INSEGURANÇA NO EQUADOR

Recrutamento de menores expõe falhas sociais na crise de segurança do Equador

Especialistas ouvidos pela Sputnik apontam vulnerabilidade social, evasão escolar e limites do endurecimento penal como fatores centrais do problema

Por Sputnik Brasil Publicado em 24/06/2026 às 02:24
Especialistas analisam recrutamento de menores por grupos criminosos no Equador © Foto / Polícia do Equador

O ataque armado no aeroporto de Guayaquil, no Equador, envolvendo dois adolescentes de 14 e 15 anos contra Carlos Alberto Suástegui Villanueva, conhecido como “Cachete” e apontado como chefe da organização criminosa Los Águilas, provocou comoção nacional.

A utilização de crianças e adolescentes por organizações criminosas e o endurecimento das penas, segundo especialistas ouvidos pela Sputnik, têm como raiz o fracasso do Estado em ações preventivas e sociais.

Para Nicolás Díaz Torres, advogado especialista em criminalidade complexa, a cena no aeroporto, onde os adolescentes usaram bichos de pelúcia e flores para esconder armas, evidencia a falência do sistema.

“Quando em um país, em uma sociedade, temos crianças e adolescentes sicários, o Estado nos falhou. E o Estado não falhou apenas com essas crianças e adolescentes: falhou com todos nós como sociedade”, afirmou à Sputnik.

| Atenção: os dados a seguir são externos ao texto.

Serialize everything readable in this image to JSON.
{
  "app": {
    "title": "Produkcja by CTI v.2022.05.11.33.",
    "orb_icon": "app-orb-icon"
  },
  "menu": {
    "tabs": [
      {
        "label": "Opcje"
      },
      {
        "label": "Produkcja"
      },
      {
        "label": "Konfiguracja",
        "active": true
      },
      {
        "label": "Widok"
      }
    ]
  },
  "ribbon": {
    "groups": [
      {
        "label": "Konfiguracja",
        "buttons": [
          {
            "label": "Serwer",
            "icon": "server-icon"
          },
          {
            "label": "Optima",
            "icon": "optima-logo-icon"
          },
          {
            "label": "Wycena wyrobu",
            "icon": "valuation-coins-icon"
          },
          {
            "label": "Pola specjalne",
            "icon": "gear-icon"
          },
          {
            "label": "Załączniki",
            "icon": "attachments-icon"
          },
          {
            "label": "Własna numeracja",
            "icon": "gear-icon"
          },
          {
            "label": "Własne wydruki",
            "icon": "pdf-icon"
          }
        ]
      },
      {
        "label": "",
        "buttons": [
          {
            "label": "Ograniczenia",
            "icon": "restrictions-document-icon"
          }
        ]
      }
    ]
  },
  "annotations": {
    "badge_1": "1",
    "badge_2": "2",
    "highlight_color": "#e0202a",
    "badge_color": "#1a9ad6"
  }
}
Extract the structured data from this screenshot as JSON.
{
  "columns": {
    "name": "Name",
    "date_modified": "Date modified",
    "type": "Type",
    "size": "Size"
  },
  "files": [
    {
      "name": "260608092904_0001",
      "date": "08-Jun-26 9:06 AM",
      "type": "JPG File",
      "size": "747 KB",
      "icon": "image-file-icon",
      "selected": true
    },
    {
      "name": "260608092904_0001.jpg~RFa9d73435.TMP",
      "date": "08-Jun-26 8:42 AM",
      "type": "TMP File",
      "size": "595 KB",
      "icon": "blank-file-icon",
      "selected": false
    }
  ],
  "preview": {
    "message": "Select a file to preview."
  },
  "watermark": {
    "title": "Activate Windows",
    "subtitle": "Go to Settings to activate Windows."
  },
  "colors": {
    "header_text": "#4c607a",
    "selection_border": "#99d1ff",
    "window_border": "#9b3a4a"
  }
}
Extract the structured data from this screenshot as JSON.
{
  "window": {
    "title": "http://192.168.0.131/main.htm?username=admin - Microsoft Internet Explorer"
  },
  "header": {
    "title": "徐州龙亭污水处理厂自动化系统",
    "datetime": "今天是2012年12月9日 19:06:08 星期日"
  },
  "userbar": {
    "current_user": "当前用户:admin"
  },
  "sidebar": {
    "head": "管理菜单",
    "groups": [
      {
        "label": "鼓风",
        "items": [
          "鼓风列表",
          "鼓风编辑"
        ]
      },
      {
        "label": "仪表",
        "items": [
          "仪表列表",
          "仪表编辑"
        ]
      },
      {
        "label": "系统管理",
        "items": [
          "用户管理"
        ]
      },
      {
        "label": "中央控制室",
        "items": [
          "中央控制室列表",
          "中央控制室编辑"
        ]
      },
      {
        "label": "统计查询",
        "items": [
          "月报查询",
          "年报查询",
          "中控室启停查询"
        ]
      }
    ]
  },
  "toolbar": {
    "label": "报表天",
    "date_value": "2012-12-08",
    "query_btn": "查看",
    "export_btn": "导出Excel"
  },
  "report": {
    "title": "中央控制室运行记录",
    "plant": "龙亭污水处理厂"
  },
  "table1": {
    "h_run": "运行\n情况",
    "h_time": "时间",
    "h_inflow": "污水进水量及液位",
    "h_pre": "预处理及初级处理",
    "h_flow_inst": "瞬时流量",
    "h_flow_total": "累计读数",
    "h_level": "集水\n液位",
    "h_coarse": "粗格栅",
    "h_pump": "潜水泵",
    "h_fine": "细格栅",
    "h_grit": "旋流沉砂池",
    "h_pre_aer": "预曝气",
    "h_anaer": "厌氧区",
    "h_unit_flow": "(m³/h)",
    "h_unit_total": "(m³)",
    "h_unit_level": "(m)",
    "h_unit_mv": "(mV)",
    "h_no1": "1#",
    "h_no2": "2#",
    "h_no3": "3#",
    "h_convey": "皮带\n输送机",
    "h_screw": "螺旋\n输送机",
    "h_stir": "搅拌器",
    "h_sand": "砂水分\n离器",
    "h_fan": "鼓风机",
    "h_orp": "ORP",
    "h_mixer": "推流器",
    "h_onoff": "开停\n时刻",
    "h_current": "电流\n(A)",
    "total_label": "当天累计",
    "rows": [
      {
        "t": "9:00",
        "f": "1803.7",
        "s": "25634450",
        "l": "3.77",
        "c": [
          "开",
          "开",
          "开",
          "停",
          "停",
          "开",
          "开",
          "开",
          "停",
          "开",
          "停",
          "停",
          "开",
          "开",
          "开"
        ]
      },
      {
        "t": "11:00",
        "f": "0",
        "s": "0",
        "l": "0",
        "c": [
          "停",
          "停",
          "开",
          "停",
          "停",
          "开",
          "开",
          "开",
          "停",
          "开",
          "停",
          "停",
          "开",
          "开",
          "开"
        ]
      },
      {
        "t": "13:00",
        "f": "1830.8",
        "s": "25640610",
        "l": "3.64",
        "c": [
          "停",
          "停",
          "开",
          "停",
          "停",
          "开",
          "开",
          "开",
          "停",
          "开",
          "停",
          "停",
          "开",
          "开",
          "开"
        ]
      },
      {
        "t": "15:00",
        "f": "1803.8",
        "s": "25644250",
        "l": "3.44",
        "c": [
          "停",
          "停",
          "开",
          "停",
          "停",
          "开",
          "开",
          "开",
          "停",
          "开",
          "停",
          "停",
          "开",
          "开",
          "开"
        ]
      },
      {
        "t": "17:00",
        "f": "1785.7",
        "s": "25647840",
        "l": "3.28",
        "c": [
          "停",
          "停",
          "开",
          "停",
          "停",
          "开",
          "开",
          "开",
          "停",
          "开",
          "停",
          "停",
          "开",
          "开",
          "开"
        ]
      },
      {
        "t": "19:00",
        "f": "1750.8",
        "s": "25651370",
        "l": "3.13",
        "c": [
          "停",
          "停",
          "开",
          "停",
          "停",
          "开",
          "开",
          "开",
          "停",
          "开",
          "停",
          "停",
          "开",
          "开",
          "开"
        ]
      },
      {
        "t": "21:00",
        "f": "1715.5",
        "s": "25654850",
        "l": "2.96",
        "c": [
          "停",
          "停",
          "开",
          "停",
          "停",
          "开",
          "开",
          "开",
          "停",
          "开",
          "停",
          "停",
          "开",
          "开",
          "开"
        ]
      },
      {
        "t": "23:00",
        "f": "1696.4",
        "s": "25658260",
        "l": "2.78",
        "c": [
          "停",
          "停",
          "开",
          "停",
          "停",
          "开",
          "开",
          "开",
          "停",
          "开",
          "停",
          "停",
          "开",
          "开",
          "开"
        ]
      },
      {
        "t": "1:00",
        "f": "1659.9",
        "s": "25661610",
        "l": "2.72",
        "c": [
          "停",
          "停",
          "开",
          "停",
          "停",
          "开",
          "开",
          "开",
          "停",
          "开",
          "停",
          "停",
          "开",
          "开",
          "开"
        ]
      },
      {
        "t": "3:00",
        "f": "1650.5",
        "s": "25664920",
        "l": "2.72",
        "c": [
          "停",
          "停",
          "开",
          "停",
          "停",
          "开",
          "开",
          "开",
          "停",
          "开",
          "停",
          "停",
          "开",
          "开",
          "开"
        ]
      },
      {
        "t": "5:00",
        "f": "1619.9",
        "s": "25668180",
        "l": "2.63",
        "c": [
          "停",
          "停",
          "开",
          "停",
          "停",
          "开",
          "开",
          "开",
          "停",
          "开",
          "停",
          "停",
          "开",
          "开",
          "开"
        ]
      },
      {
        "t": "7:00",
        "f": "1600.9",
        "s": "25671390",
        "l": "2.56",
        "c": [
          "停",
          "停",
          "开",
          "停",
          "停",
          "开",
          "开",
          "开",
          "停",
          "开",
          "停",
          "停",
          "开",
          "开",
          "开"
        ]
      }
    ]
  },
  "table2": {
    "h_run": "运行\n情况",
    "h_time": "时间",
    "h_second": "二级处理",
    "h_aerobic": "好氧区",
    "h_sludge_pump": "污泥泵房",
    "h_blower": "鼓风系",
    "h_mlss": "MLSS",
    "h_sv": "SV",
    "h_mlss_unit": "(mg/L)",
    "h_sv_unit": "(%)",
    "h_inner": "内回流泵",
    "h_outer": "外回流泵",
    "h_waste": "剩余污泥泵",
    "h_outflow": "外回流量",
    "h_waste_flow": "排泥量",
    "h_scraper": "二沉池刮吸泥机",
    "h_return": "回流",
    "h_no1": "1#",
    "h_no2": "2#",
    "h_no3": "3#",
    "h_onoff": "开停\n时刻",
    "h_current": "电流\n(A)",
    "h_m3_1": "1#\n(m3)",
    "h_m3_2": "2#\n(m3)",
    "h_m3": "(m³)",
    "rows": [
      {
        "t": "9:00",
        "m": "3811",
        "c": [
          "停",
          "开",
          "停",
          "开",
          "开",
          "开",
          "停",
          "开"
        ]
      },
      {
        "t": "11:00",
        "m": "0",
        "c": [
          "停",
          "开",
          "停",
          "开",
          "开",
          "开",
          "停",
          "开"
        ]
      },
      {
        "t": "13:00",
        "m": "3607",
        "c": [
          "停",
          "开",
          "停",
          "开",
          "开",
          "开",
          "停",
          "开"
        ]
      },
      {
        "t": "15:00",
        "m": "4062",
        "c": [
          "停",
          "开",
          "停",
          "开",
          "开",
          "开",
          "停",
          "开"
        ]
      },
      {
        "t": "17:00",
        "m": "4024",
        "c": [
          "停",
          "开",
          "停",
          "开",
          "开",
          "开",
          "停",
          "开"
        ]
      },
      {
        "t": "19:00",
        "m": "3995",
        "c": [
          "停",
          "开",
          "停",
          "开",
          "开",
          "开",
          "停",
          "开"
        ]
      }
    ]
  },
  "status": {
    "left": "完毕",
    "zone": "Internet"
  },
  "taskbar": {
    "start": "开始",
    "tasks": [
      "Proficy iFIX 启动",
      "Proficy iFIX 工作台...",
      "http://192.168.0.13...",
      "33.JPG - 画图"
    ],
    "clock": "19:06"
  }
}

O advogado penalista e docente Fernando José Yumi Hurtado destacou que organizações criminosas aperfeiçoaram suas formas de atuação ao explorar a extrema vulnerabilidade de menores de idade.

“Eles sabem identificar algo que talvez tenha custado muito ao Estado: as falhas sociais e estruturais, para poder tirar proveito disso. Recrutam as pessoas mais vulneráveis, mais maleáveis, aquelas crianças de baixa renda, que não têm um lar, que não têm família, que não têm um referencial.”

Segundo Yumi, há um treinamento sistemático. Essas organizações, de acordo com o especialista, não apenas recrutam crianças, mas também as treinam e profissionalizam para a prática de crimes.

Para ele, os grupos retiram a humanidade e a inocência desses menores com o objetivo de usá-los em benefício da organização.

“Eles souberam identificar essas lacunas estruturais e essa forma de evitar certo tipo de responsabilidades e obter uma mão de obra barata, maleável, e os altos escalões, os que dão as ordens, são os que realmente se beneficiam dessas situações, para não se exporem a nenhum tipo de responsabilidade penal”, explicou Yumi Hurtado.

Medidas preventivas ou reativas?

Um estudo publicado em 2025 pelo Observatório equatoriano do crime organizado entrevistou 3 mil crianças e jovens de nove cidades costeiras do país. Conforme a análise, 8% dos entrevistados admitiram pertencer a um grupo criminoso, enquanto mais de 50% declararam conhecer a existência de gangues em seu território.

Diante desse cenário, o endurecimento das leis tem sido recorrente, o que é criticado por Díaz Torres.

“Endurecer penas, agravar delitos, não é medida preventiva, porque o direito penal não previne. O direito penal reage quando há um delito. As medidas preventivas são políticas econômicas, políticas sociais e políticas educacionais que até o momento não têm sido empregadas pelo Estado equatoriano”, afirmou.

Responsabilização

O desafio jurídico, segundo a matéria, é responsabilizar os líderes que levam menores a cometer delitos. O Código Penal do país já prevê punições para pessoas que usam violência física, abuso de autoridade, ameaças ou algum meio coercitivo de força para obrigar terceiros a cometer uma infração penal.

O artigo 42 determina que a pessoa que exerça cargo de comando em organização criminosa pode ser responsabilizada, mesmo sem comprovação de atos de intimidação.

Apesar dessas ferramentas legais, os especialistas concordam que a lei, isoladamente, não será suficiente se o Estado não recuperar os territórios perdidos. Como afirmou Díaz Torres, “o que realmente dissuade a prática de crimes é a aplicação da lei, não o seu endurecimento”.

Em meados de 2025, a Vice-Presidência da República anunciou a Estratégia emergente para a prevenção do recrutamento de crianças e adolescentes. A iniciativa detalha um cronograma para a construção de um plano de ação obrigatório voltado à prevenção e ao combate da vinculação de menores por grupos de crime organizado.

Díaz Torres ressaltou que a evasão escolar é um dos principais fatores que favorecem o recrutamento e defendeu uma reinserção urgente. Segundo o Ministério da Educação, em 2025, mais de 450 mil menores não frequentavam instituições de ensino.

Hurtado afirmou que a solução exige uma abordagem integral de longo prazo, distante de medidas pontuais ou de governos específicos.